She interrupted him. “Would ennui be enough?” she asked. “Just simple ennui?”
He wrote ennui for the reason and shoved the application to one side. “You can sign it later.”
“I can sign it now.”
“We’d prefer you wait a little.”
Blaine fiddled with the pencil, trying to think it out—wondering why this client should disturb him so. Lucinda Silone was wrong and he couldn’t place the wrongness; yet, he knew he should be able to, for he met all sorts of clients.
“If you wish,” he said, “we could discuss the Dream. Usually we don’t but…”

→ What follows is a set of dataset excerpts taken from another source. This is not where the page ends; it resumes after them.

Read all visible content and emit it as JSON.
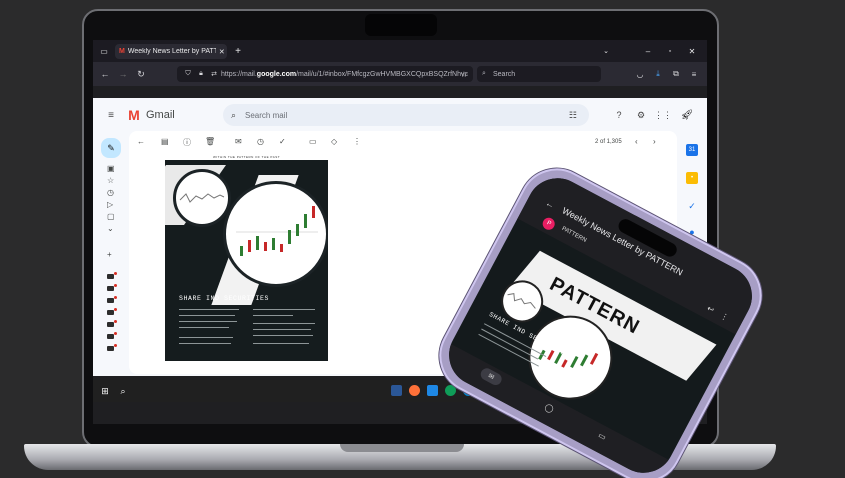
{
  "browser": {
    "tab_title": "Weekly News Letter by PATTERN",
    "new_tab": "+",
    "url_prefix": "https://mail.",
    "url_domain": "google.com",
    "url_suffix": "/mail/u/1/#inbox/FMfcgzGwHVMBGXCQpxBSQZrfNhvc",
    "search_placeholder": "Search"
  },
  "gmail": {
    "logo_text": "Gmail",
    "search_placeholder": "Search mail",
    "pager_text": "2 of 1,305"
  },
  "newsletter": {
    "top_caption": "WITHIN THE PATTERN OF THE PAST",
    "heading": "SHARE IND SECURITIES"
  },
  "phone": {
    "email_title": "Weekly News Letter by PATTERN",
    "sender_name": "PATTERN",
    "brand_text": "PATTERN",
    "heading": "SHARE IND SECURITIES"
  },
  "icons": {
    "compose": "pencil-icon",
    "inbox": "inbox-icon",
    "starred": "star-icon",
    "snoozed": "clock-icon",
    "sent": "send-icon",
    "drafts": "draft-icon"
  },
  "colors": {
    "gmail_red": "#ea4335",
    "browser_dark": "#1c1b22",
    "phone_purple": "#a79ec5"
  }
}
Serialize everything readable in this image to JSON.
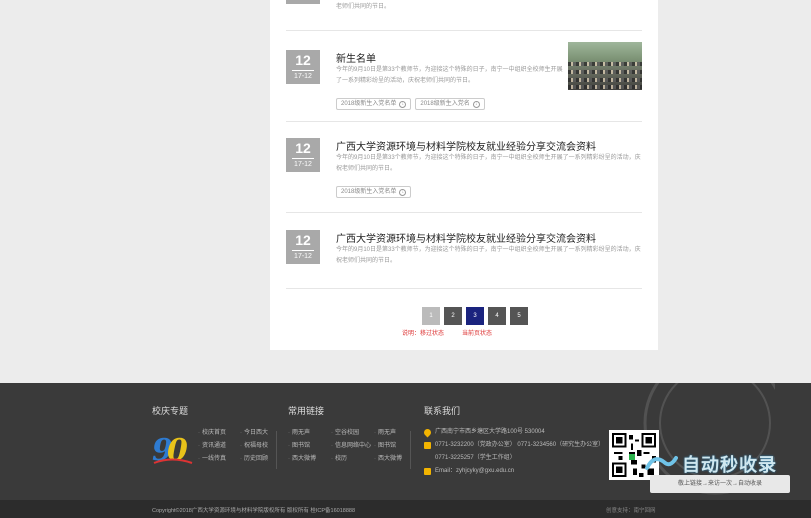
{
  "items": [
    {
      "day": "12",
      "month": "17-12",
      "title": "",
      "desc": "老师们共同的节日。",
      "tags": []
    },
    {
      "day": "12",
      "month": "17-12",
      "title": "新生名单",
      "desc": "今年的9月10日是第33个教师节，为迎接这个特殊的日子，南宁一中组织全校师生开展了一系列精彩纷呈的活动，庆祝老师们共同的节日。",
      "tags": [
        "2018级新生入党名单",
        "2018级新生入党名"
      ]
    },
    {
      "day": "12",
      "month": "17-12",
      "title": "广西大学资源环境与材料学院校友就业经验分享交流会资料",
      "desc": "今年的9月10日是第33个教师节，为迎接这个特殊的日子，南宁一中组织全校师生开展了一系列精彩纷呈的活动，庆祝老师们共同的节日。",
      "tags": [
        "2018级新生入党名单"
      ]
    },
    {
      "day": "12",
      "month": "17-12",
      "title": "广西大学资源环境与材料学院校友就业经验分享交流会资料",
      "desc": "今年的9月10日是第33个教师节，为迎接这个特殊的日子，南宁一中组织全校师生开展了一系列精彩纷呈的活动，庆祝老师们共同的节日。",
      "tags": []
    }
  ],
  "pagination": {
    "pages": [
      "1",
      "2",
      "3",
      "4",
      "5"
    ],
    "current": "3",
    "legend_hover": "说明：移过状态",
    "legend_current": "当前页状态"
  },
  "footer": {
    "col1_title": "校庆专题",
    "col1_links": [
      "校庆首页",
      "资讯通道",
      "一线传真",
      "今日西大",
      "祝福母校",
      "历史回顾"
    ],
    "col2_title": "常用链接",
    "col2_links": [
      "雨无声",
      "图书馆",
      "西大微博",
      "空谷校园",
      "信息网络中心",
      "校历",
      "雨无声",
      "图书馆",
      "西大微博"
    ],
    "col3_title": "联系我们",
    "address": "广西南宁市西乡塘区大学路100号  530004",
    "phone1": "0771-3232200（党政办公室） 0771-3234560（研究生办公室）",
    "phone2": "0771-3225257（学生工作组）",
    "email": "Email：zyhjcyky@gxu.edu.cn",
    "copyright": "Copyright©2018广西大学资源环境与材料学院版权所有 版权所有 桂ICP备16018888",
    "credit": "创意支持：南宁回网"
  },
  "brand": {
    "name": "自动秒收录",
    "slogan": "敬上链接→来访一次→自动收录"
  },
  "colors": {
    "accent": "#1a237e",
    "footer_bg": "#3a3a3a",
    "icon": "#f3b400"
  }
}
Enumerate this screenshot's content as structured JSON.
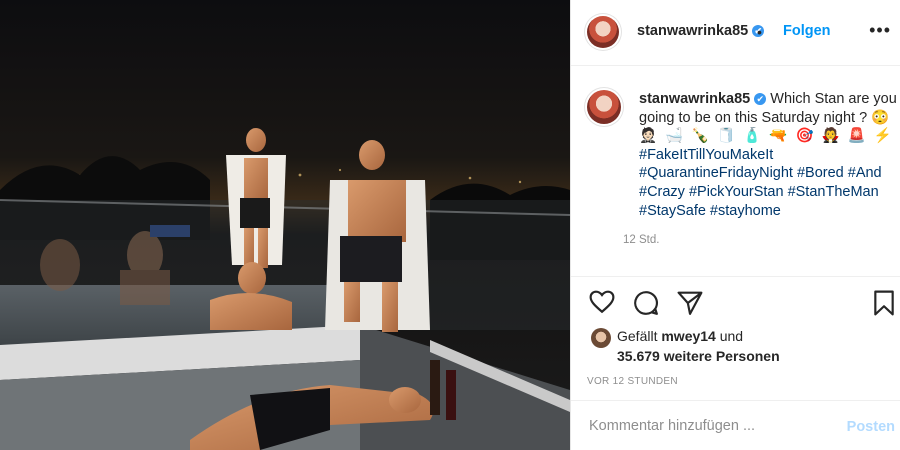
{
  "post": {
    "username": "stanwawrinka85",
    "verified_badge": "✔",
    "separator": "•",
    "follow_label": "Folgen",
    "more_label": "•••"
  },
  "caption": {
    "username": "stanwawrinka85",
    "text_lead": "Which Stan are you going to be on this Saturday night ?",
    "emoji_line_1": "😳",
    "emoji_line_2": "🤵🏻 🛁 🍾 🧻 🧴 🔫 🎯 🧛 🚨 ⚡",
    "hashtags": "#FakeItTillYouMakeIt #QuarantineFridayNight #Bored #And #Crazy #PickYourStan #StanTheMan #StaySafe #stayhome",
    "time_ago": "12 Std."
  },
  "actions": {
    "like_icon": "heart-icon",
    "comment_icon": "comment-icon",
    "share_icon": "send-icon",
    "save_icon": "bookmark-icon"
  },
  "likes": {
    "prefix": "Gefällt",
    "user": "mwey14",
    "conj": "und",
    "rest": "35.679 weitere Personen"
  },
  "timestamp": "VOR 12 STUNDEN",
  "comment_box": {
    "placeholder": "Kommentar hinzufügen ...",
    "post_label": "Posten"
  }
}
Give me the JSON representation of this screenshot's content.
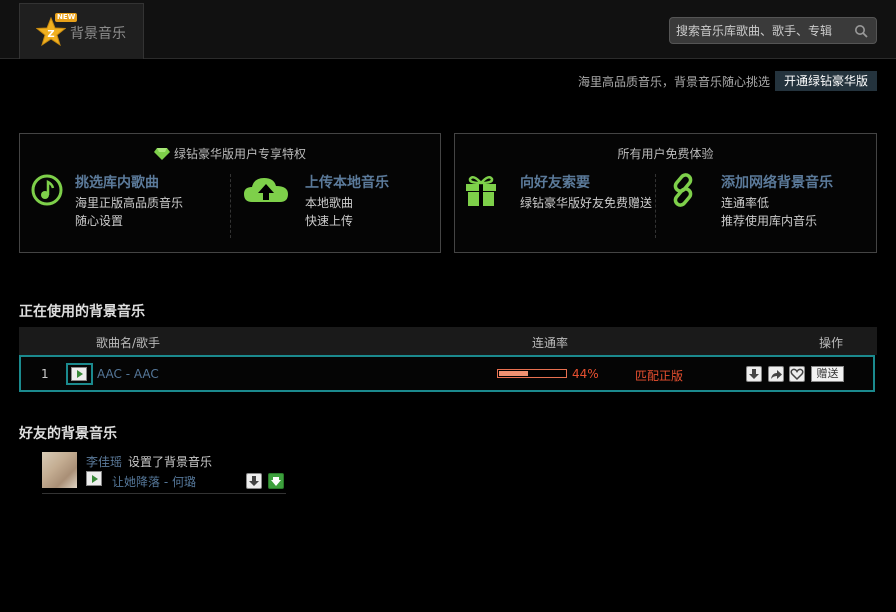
{
  "header": {
    "tab_label": "背景音乐",
    "new_badge": "NEW",
    "search_placeholder": "搜索音乐库歌曲、歌手、专辑"
  },
  "promo": {
    "text": "海里高品质音乐，背景音乐随心挑选",
    "upgrade_label": "开通绿钻豪华版"
  },
  "vip_box": {
    "title": "绿钻豪华版用户专享特权",
    "features": [
      {
        "title": "挑选库内歌曲",
        "line1": "海里正版高品质音乐",
        "line2": "随心设置",
        "icon": "music-note-icon"
      },
      {
        "title": "上传本地音乐",
        "line1": "本地歌曲",
        "line2": "快速上传",
        "icon": "cloud-upload-icon"
      }
    ]
  },
  "free_box": {
    "title": "所有用户免费体验",
    "features": [
      {
        "title": "向好友索要",
        "line1": "绿钻豪华版好友免费赠送",
        "line2": "",
        "icon": "gift-icon"
      },
      {
        "title": "添加网络背景音乐",
        "line1": "连通率低",
        "line2": "推荐使用库内音乐",
        "icon": "link-icon"
      }
    ]
  },
  "current": {
    "section_title": "正在使用的背景音乐",
    "columns": {
      "song": "歌曲名/歌手",
      "rate": "连通率",
      "actions": "操作"
    },
    "rows": [
      {
        "index": "1",
        "song": "AAC - AAC",
        "rate_percent": 44,
        "rate_text": "44%",
        "match": "匹配正版",
        "gift_label": "赠送"
      }
    ]
  },
  "friends": {
    "section_title": "好友的背景音乐",
    "items": [
      {
        "name": "李佳瑶",
        "action": "设置了背景音乐",
        "song": "让她降落 - 何璐"
      }
    ]
  },
  "colors": {
    "accent_green": "#7ed04a",
    "link_blue": "#5b7a9a",
    "highlight_teal": "#1b8a8e",
    "warning_red": "#e85030"
  }
}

“Let’s discuss it,” she said.
“A Dream is not necessary,” he told her. “There are those who take the Sleep without one. I don’t wish to appear to be arguing against a Dream; in many cases it appears to me to be preferable. You would not be conscious of the time—an hour or a century is no longer than a second. You go to sleep; then you wake, and it is as if there had been no time at all…”
“I want a Dream,” she said.
“In that case, we are glad to serve you. Have you thought what kind?”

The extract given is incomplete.